Another important consideration in this area is encompassed by the phrase ‘perception is reality’ – this means that even though one partner might feel that a particular common success factor scores highly, if the other partner does not, then that partner will act accordingly and the lower score is ‘the truth’ as far as the second partner is concerned. This is a very important insight into managing alliance relationships, and alliance executives should be aware of its existence at all times. It is not enough to be doing a good job; your partner needs to feel that you are doing a good job.

Is There any Industry Standard Data That can be Used for Comparison Purposes?

This is a question clients frequently ask, the idea being that in the fast-moving consumer goods business sector the ‘correct’ or usual score for ‘business-to-business alignment’ is 65/100.

Unfortunately, it is almost impossible to create industry standard scores because the range of variable factors affecting the outcome is so broad. For example, it can encompass:

  • the type of alliance concerned;

  • the stage the alliance has reached;

  • the relative maturity of both partnering organisations;

  • the economic climate in the industry sector in question;

  • the prime purpose of the alliance;

  • the collaboration skills of the executives involved on both sides;

  • the degree of senior executive support on both sides;

  • the existence (or otherwise) of dedicated resources for the alliance;

  • the degree of trust that is present in the relationship.

 

However, certain average scores can be identified for sectors as a whole for certain common success factors, which gives companies an opportunity to match their internal scores against industry standards, while also giving them insights into alliance maturity as expressed in that relationship.

What Should we Benchmark Against?

Another common question that clients ask is: ‘Who or what should we benchmark our alliances against?’ This question is easier to answer. An appropriate comparator set would be a group of alliances with the following characteristics:

  • The alliances should be in your business sector.

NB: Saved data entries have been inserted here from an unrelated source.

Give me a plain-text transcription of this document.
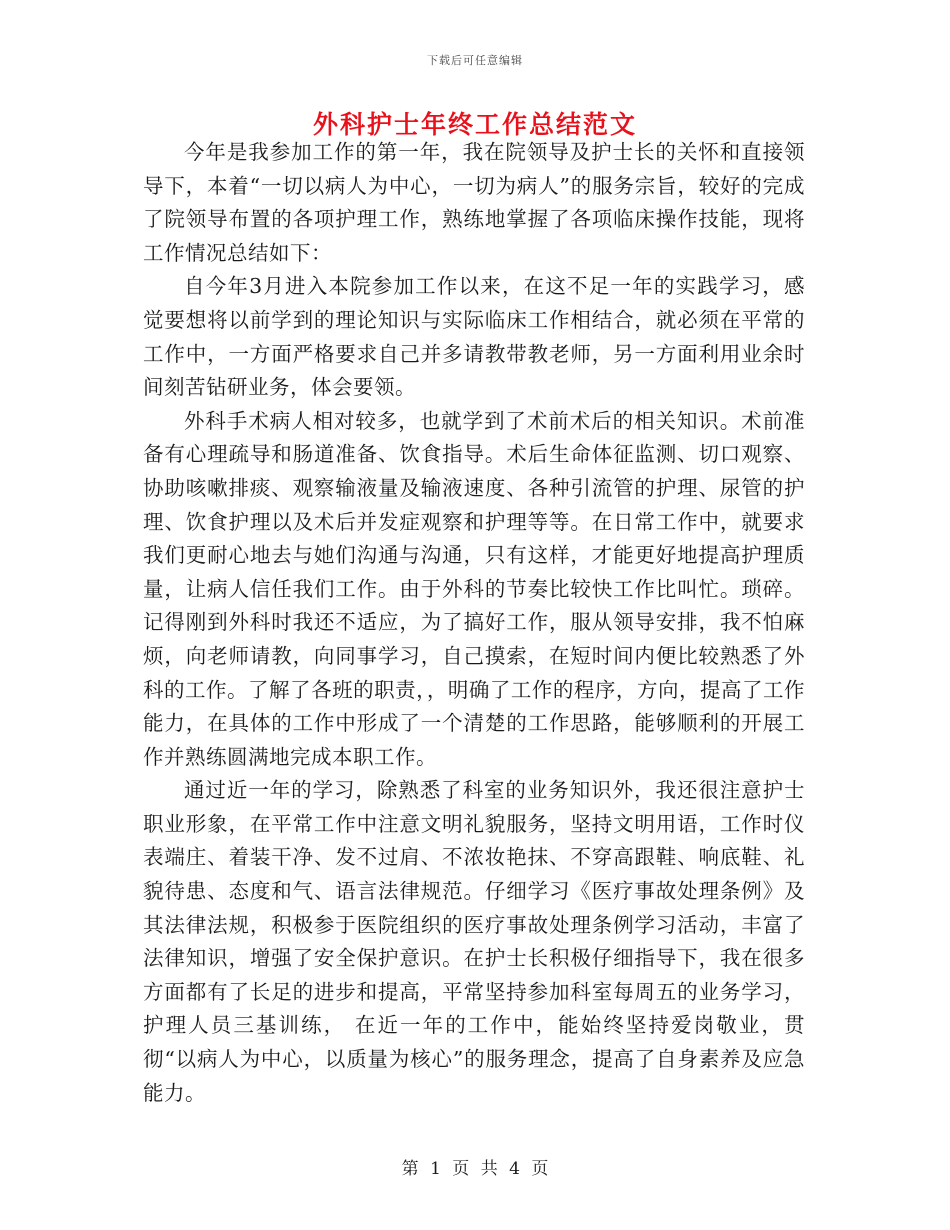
下载后可任意编辑
外科护士年终工作总结范文

今年是我参加工作的第一年，我在院领导及护士长的关怀和直接领导下，本着“一切以病人为中心，一切为病人”的服务宗旨，较好的完成了院领导布置的各项护理工作，熟练地掌握了各项临床操作技能，现将工作情况总结如下：

自今年3月进入本院参加工作以来，在这不足一年的实践学习，感觉要想将以前学到的理论知识与实际临床工作相结合，就必须在平常的工作中，一方面严格要求自己并多请教带教老师，另一方面利用业余时间刻苦钻研业务，体会要领。

外科手术病人相对较多，也就学到了术前术后的相关知识。术前准备有心理疏导和肠道准备、饮食指导。术后生命体征监测、切口观察、协助咳嗽排痰、观察输液量及输液速度、各种引流管的护理、尿管的护理、饮食护理以及术后并发症观察和护理等等。在日常工作中，就要求我们更耐心地去与她们沟通与沟通，只有这样，才能更好地提高护理质量，让病人信任我们工作。由于外科的节奏比较快工作比叫忙。琐碎。记得刚到外科时我还不适应，为了搞好工作，服从领导安排，我不怕麻烦，向老师请教，向同事学习，自己摸索，在短时间内便比较熟悉了外科的工作。了解了各班的职责，，明确了工作的程序，方向，提高了工作能力，在具体的工作中形成了一个清楚的工作思路，能够顺利的开展工作并熟练圆满地完成本职工作。

通过近一年的学习，除熟悉了科室的业务知识外，我还很注意护士职业形象，在平常工作中注意文明礼貌服务，坚持文明用语，工作时仪表端庄、着装干净、发不过肩、不浓妆艳抹、不穿高跟鞋、响底鞋、礼貌待患、态度和气、语言法律规范。仔细学习《医疗事故处理条例》及其法律法规，积极参于医院组织的医疗事故处理条例学习活动，丰富了法律知识，增强了安全保护意识。在护士长积极仔细指导下，我在很多方面都有了长足的进步和提高，平常坚持参加科室每周五的业务学习，护理人员三基训练， 在近一年的工作中，能始终坚持爱岗敬业，贯彻“以病人为中心，以质量为核心”的服务理念，提高了自身素养及应急能力。

第 1 页 共 4 页
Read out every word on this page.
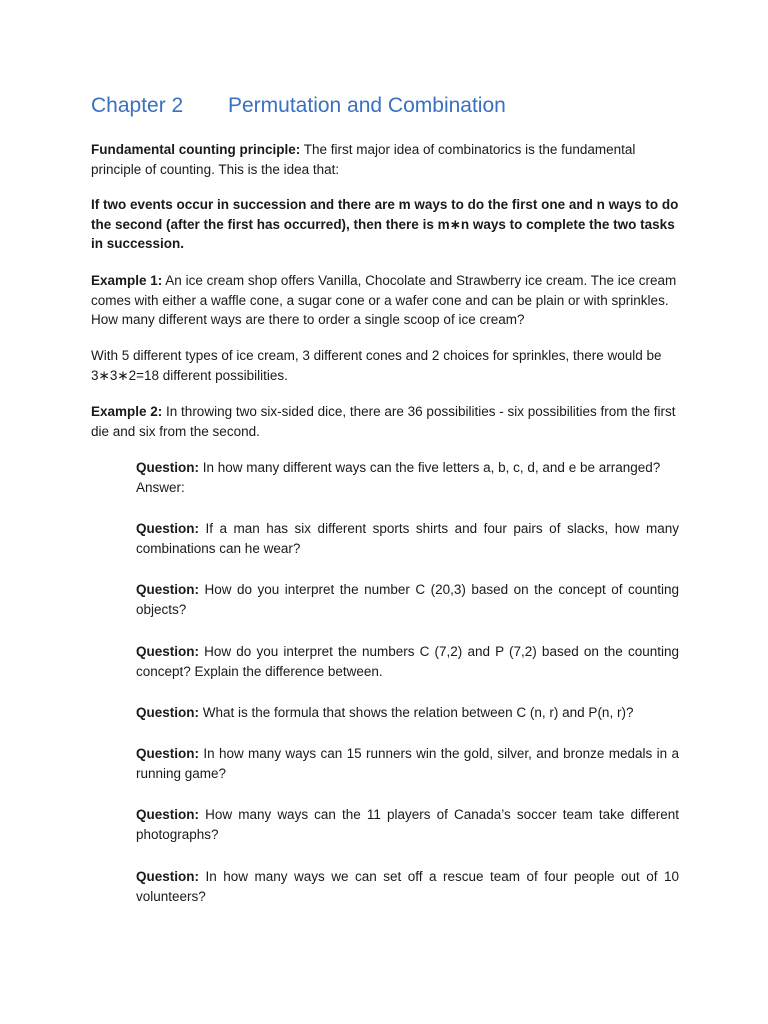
Chapter 2 Permutation and Combination

Fundamental counting principle: The first major idea of combinatorics is the fundamental principle of counting. This is the idea that:

If two events occur in succession and there are m ways to do the first one and n ways to do the second (after the first has occurred), then there is m∗n ways to complete the two tasks in succession.

Example 1: An ice cream shop offers Vanilla, Chocolate and Strawberry ice cream. The ice cream comes with either a waffle cone, a sugar cone or a wafer cone and can be plain or with sprinkles. How many different ways are there to order a single scoop of ice cream?

With 5 different types of ice cream, 3 different cones and 2 choices for sprinkles, there would be 3∗3∗2=18 different possibilities.

Example 2: In throwing two six-sided dice, there are 36 possibilities - six possibilities from the first die and six from the second.

Question: In how many different ways can the five letters a, b, c, d, and e be arranged?
Answer:

Question: If a man has six different sports shirts and four pairs of slacks, how many combinations can he wear?

Question: How do you interpret the number C (20,3) based on the concept of counting objects?

Question: How do you interpret the numbers C (7,2) and P (7,2) based on the counting concept? Explain the difference between.

Question: What is the formula that shows the relation between C (n, r) and P(n, r)?

Question: In how many ways can 15 runners win the gold, silver, and bronze medals in a running game?

Question: How many ways can the 11 players of Canada’s soccer team take different photographs?

Question: In how many ways we can set off a rescue team of four people out of 10 volunteers?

  • The prime purpose of the alliances should be the same as yours (for example, business development, growth, innovation or cost reduction).

  • The alliances should be of a similar size and complexity to your own.

  • The alliance set you use for comparison should include examples that are both better and worse than your situation.

  • The alliances you use for comparison should be in the same geographic location or country, or at least the same region (for example, Asia-Pacific, the Americas, Africa, Latin America, Far East or Middle East).